L’augmentation forte de l’offre d’art sur internet, essentiellement des oeuvre à moins de 1’000€, tend à démocratiser le marché en augmentant fortement l’offre et, surtout, sa visiblité. Ainsi sur ce média il y a actuellement un déséquilibre global de l’offre et de la demande (Almanart a posé des marqueurs sur plusieurs sites). Sur ce média très souple on peut trouver des oeuvres moins chères que dans les circuits habituels de vente d’art, avec toutefois des inconvénients graves.
Alors contrairement aux attentes, internet n’est que peu un instrument de démocratisation du marché de l’art.

 

l’aspect patrimonial

le raisonnement patrimonial est important : un amateur qui fait un effort financier pour une oeuvre qui le fait craquer, désormais évalue à priori sa potentialité à conserver de la valeur au cas où, voire même qu’elle gagne un peu.
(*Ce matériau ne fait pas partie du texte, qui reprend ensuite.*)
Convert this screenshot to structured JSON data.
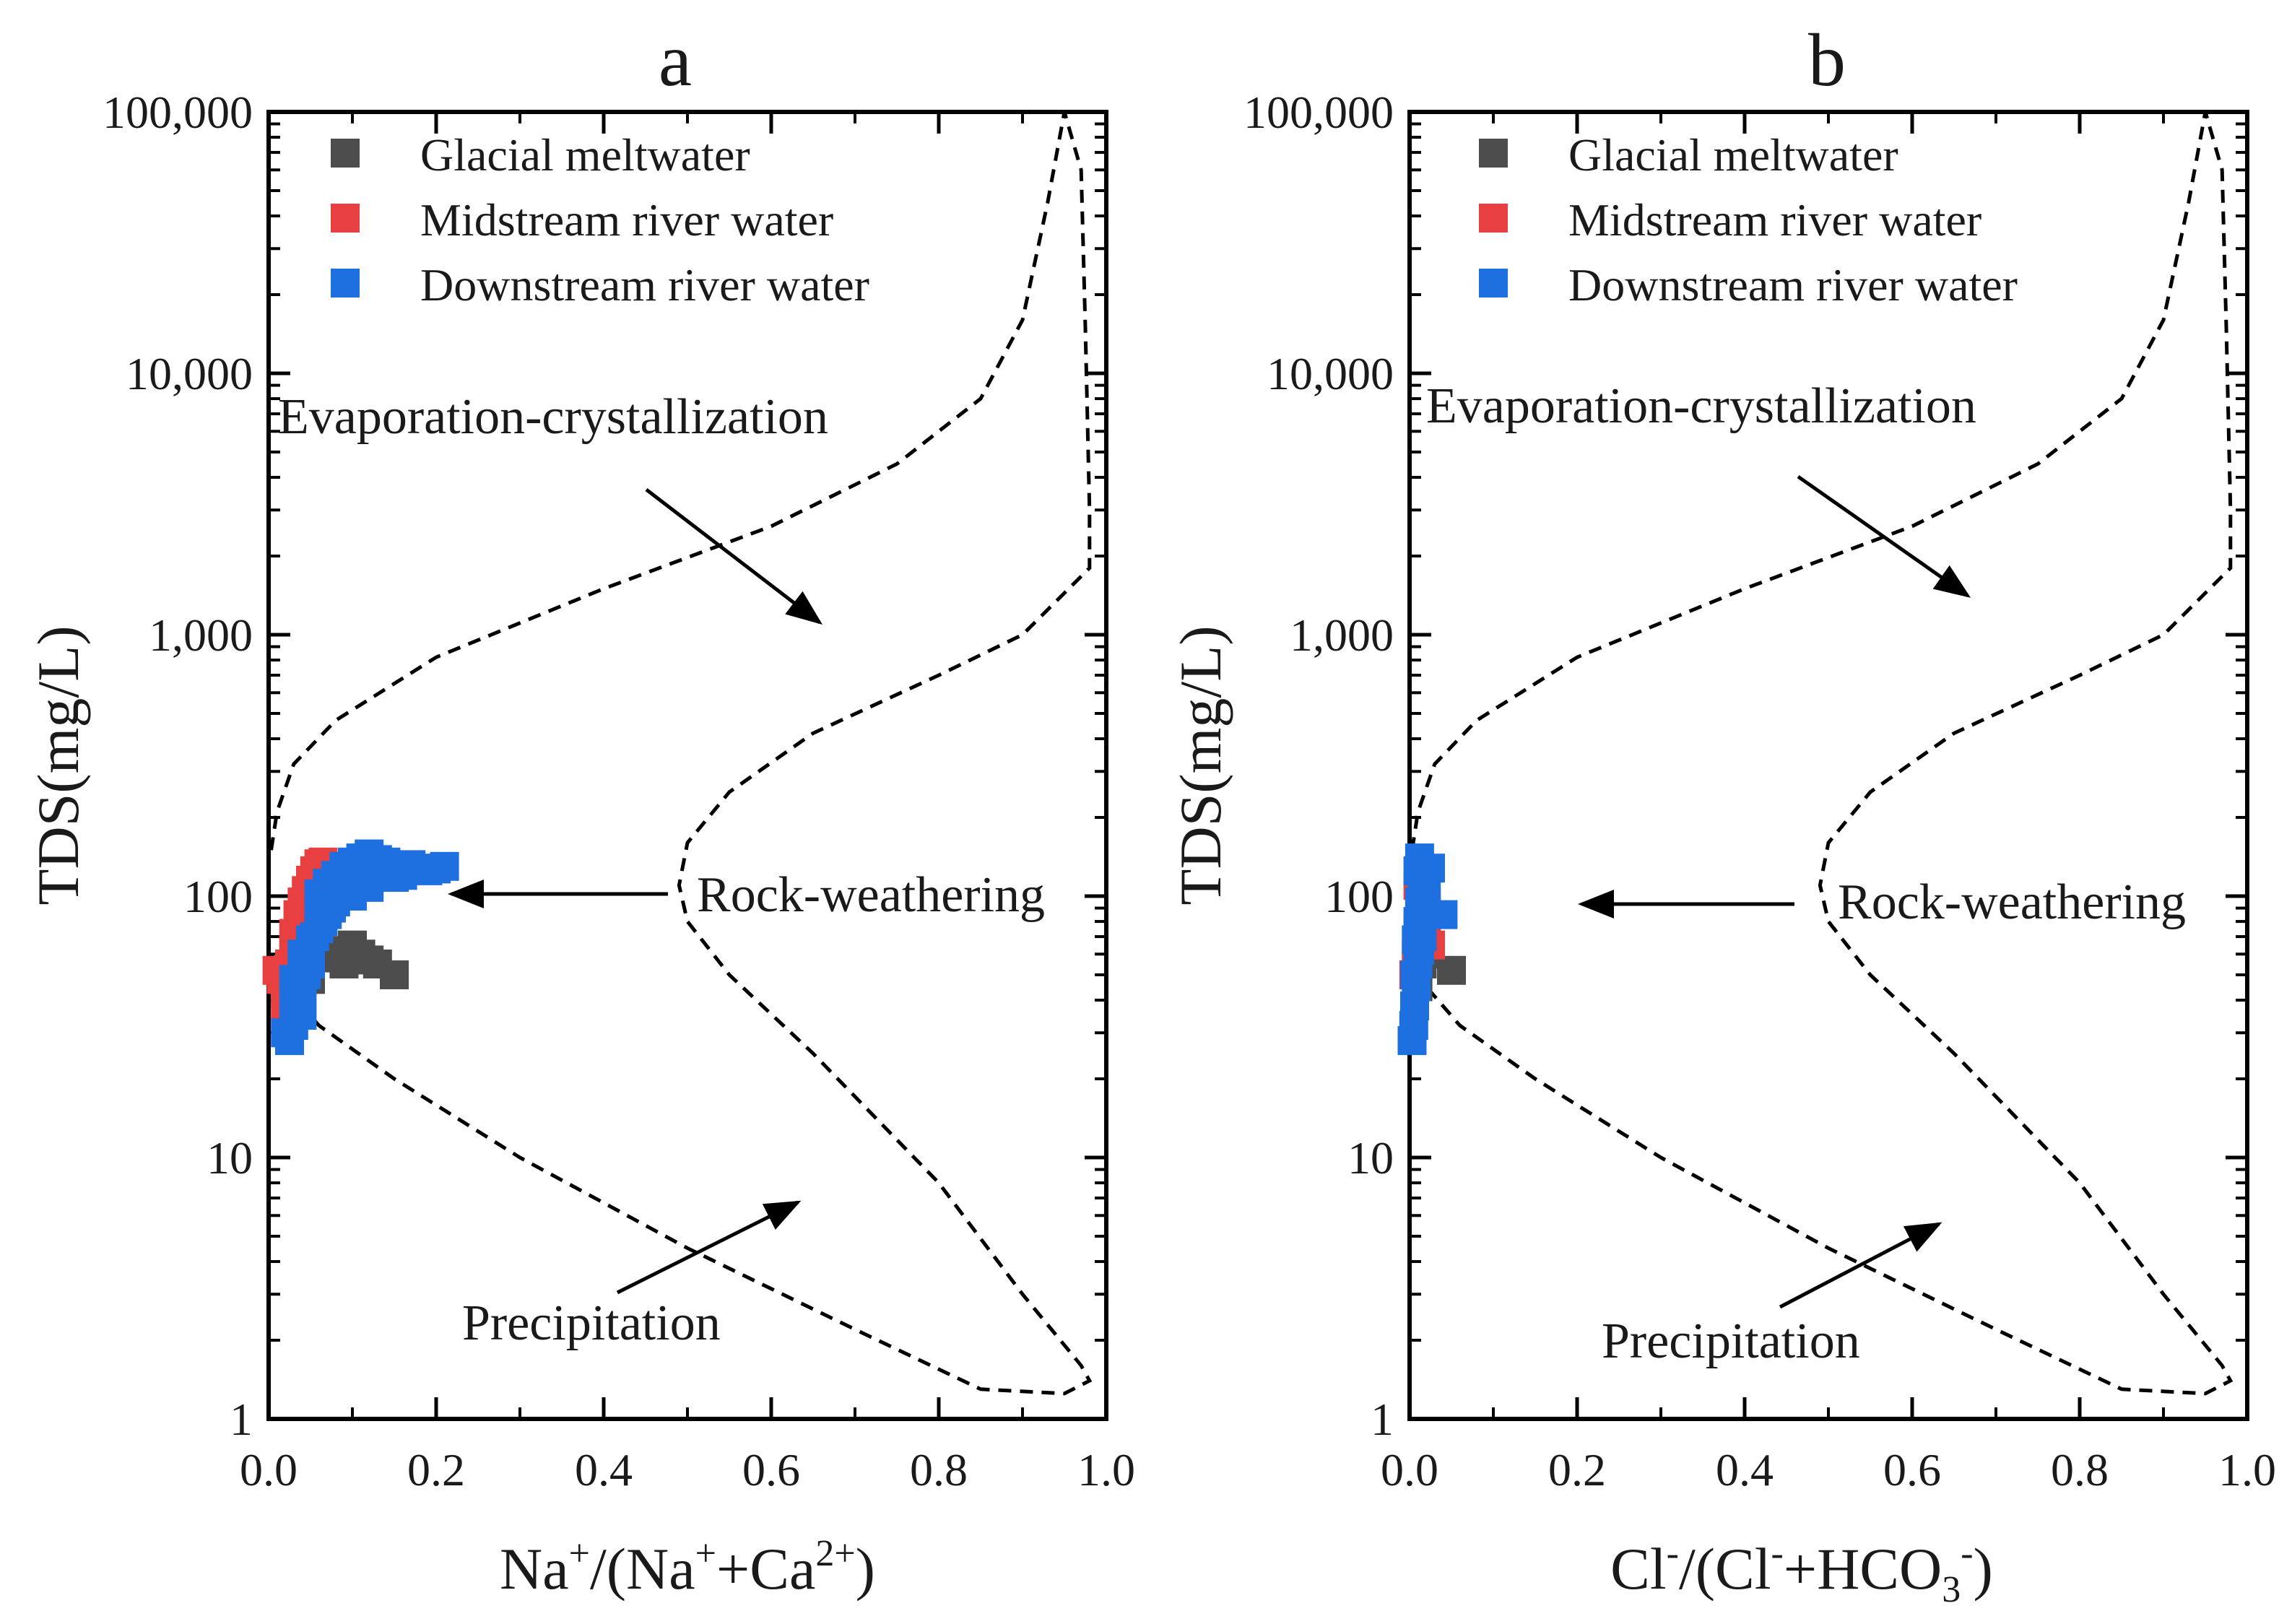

Concrètement, en qualité de conseillers, nous voyons que les collectionneurs aisés préfèrent dès 2000 ou 5000 €, dépenser pour une oeuvre qui soit crédible sur le plan patrimonial plutôt qu’une autre, c’est-à-dire revendable un jour, bien que sans but proprement spéculatif.
Peu d’amateurs envisagent (même s’ils ne le l’avouent pas) une telle somme sans se poser la question de la valeur ; s’ils consentent à un sacrifice plus élevé, c’est pour un artiste coté et ascendant, situé dans un genre reconnu ; ces collectionneurs feront cet effort une ou deux fois par an, ce qui est insuffisant pour dynamiser le marché.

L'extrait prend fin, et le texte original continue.